Menafsirkan Masa Lalu

Judul Buku: (Bukan) Salah Waktu
Penulis: Nastiti Denny
Penyunting: Fitria Sis Nariswari
Perancang Sampul: Citra Yoona
Penerbit: Pustaka Populer Bentang
Cetakan: Pertama, Desember 2013
Tebal Buku: viii + 248 halaman
ISBN: 978-602-7888-94-4

bsw
Berhenti dari pekerjaan mapan ternyata menjadi keputusan yang ambivalens bagi Sekar. Di satu sisi, ia menyambutnya dengan penuh semangat karena ia bakal memanjakan Prabu suaminya. Namun di sisi lain, ia justru menuju pintu masa lalu yang menguak misteri Prabu dan dirinya.
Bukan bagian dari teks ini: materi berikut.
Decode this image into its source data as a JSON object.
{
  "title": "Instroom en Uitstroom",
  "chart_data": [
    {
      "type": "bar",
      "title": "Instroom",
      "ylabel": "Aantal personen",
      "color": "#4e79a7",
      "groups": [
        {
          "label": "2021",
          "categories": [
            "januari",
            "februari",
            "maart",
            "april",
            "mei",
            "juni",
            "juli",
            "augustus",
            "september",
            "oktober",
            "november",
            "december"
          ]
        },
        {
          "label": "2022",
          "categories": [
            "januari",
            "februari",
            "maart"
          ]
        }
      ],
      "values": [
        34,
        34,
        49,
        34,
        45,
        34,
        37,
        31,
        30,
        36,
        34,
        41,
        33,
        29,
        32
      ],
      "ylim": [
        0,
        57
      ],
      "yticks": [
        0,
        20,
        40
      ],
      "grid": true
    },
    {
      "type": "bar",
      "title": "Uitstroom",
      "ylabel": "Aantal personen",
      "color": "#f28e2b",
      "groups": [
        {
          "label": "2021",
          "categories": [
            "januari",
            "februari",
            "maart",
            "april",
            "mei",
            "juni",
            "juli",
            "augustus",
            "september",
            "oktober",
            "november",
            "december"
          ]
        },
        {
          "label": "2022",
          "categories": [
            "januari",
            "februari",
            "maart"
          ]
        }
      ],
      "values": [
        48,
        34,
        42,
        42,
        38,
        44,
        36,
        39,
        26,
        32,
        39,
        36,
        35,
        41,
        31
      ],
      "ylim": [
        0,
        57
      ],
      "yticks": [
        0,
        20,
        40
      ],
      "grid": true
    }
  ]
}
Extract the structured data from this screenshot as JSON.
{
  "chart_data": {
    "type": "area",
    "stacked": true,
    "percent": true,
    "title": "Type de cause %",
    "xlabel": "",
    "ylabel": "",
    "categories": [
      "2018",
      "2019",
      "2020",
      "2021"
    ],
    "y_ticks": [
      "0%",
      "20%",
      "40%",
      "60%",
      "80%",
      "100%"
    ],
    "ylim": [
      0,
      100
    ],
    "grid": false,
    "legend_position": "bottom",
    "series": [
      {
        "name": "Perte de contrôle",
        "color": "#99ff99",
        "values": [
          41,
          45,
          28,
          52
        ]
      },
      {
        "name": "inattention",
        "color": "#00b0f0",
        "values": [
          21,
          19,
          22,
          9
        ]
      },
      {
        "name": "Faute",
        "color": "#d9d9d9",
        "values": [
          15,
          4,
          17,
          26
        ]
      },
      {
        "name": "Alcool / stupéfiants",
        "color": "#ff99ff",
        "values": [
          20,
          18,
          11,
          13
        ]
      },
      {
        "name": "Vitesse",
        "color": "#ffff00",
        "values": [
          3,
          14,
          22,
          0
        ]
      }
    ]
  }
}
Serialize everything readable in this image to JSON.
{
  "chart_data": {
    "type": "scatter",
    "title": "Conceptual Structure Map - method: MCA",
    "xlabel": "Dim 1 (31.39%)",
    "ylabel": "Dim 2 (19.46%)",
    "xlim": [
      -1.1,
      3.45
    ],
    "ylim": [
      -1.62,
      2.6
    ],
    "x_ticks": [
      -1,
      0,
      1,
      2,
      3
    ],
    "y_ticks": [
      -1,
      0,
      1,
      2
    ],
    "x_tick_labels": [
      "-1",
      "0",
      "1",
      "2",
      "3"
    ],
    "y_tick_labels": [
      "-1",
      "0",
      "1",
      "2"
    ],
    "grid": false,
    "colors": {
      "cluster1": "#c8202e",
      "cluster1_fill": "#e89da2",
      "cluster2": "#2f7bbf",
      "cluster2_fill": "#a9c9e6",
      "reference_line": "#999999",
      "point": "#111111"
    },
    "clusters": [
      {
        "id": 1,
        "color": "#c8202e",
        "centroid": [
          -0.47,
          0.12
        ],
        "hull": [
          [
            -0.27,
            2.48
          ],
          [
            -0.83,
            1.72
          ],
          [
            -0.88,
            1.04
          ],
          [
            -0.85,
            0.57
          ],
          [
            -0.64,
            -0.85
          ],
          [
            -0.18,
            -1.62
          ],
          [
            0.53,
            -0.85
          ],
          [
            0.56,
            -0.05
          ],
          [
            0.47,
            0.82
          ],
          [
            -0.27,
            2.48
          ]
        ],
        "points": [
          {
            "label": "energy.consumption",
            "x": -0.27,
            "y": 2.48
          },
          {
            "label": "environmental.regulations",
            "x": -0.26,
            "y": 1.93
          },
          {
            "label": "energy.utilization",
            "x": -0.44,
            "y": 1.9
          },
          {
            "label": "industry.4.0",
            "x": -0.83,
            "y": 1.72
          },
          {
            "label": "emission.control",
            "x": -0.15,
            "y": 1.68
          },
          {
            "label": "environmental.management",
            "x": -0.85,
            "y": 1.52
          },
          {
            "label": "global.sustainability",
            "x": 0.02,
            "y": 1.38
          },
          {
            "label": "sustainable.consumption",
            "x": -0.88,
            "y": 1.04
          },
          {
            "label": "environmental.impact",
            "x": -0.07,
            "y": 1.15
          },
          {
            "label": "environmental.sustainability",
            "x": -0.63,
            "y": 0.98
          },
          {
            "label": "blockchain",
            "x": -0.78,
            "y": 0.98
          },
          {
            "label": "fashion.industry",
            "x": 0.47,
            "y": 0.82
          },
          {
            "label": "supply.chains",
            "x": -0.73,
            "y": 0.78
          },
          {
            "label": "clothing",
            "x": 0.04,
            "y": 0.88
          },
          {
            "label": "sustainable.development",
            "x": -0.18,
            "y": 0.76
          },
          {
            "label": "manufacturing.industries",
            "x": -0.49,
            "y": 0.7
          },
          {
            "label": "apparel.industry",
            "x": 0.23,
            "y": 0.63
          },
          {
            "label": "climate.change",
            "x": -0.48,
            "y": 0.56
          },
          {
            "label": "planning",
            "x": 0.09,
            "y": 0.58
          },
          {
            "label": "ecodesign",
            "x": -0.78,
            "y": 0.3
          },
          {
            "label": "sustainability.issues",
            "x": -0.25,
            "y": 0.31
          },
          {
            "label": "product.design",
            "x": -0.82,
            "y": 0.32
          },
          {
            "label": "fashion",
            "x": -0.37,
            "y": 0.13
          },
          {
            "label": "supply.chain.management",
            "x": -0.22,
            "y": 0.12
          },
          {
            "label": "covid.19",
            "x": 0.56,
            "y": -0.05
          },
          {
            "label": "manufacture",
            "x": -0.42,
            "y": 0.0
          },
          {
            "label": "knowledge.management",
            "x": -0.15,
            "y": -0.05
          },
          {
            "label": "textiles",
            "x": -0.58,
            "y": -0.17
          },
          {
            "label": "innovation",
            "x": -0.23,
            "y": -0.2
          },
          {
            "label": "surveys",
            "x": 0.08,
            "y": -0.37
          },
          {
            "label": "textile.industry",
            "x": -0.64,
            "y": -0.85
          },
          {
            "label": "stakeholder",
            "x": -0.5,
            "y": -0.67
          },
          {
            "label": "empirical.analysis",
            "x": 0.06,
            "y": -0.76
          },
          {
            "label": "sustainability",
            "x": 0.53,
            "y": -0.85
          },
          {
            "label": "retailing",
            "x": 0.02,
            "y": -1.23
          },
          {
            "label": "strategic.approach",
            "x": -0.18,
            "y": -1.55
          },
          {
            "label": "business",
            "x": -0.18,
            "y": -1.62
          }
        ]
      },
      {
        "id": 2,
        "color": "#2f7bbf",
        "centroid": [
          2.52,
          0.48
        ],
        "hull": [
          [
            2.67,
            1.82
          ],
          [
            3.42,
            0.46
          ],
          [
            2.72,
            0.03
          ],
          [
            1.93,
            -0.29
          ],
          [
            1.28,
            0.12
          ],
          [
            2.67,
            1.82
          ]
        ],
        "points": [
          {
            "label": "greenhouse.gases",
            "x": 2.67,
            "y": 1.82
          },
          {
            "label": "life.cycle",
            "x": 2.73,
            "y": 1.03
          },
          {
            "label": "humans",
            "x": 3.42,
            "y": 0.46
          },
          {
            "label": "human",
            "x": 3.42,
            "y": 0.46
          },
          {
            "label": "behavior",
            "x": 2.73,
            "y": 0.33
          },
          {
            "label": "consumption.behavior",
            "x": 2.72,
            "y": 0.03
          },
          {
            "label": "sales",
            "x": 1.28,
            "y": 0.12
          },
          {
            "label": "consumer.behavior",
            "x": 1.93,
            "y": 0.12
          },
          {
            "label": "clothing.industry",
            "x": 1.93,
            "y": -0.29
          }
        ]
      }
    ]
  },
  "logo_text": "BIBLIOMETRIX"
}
Saat ia mulai lihai memasak dan mumpuni mengatur rumah, hidupnya terusik oleh Laras, wanita yang diduga mengisi hati Prabu. Sambil menyimpan rahasia dari Prabu, muncullah Bram—lelaki yang entah membawa embun penyejuk atau obor perusak rumah tangganya. Pencarian sosok Laras hingga ke Bogor semakin meremukkan hati Sekar, apalagi ketika muncul anak bernama Wira.

Rumah tangga urban
(Bukan) Salah Waktu karya Nastiti Denny memotret masyarakat urban dengan problem khas rumah tangga modern: hubungan domestik antara istri dan suami di mana Sekar memiliki posisi penting dalam pekerjaannya sebelum akhirnya mengundurkan diri. Sekar menyadari bahwa keterlibatan sosial (dengan bekerja) memang menjanjikan peluang besar mobilitas sosial, yakni meraih status strategis, namun sebagai wanita karier, ia dituntut menyeimbangkan tugas kantor dan tanggung jawab rumah tangga tradisional.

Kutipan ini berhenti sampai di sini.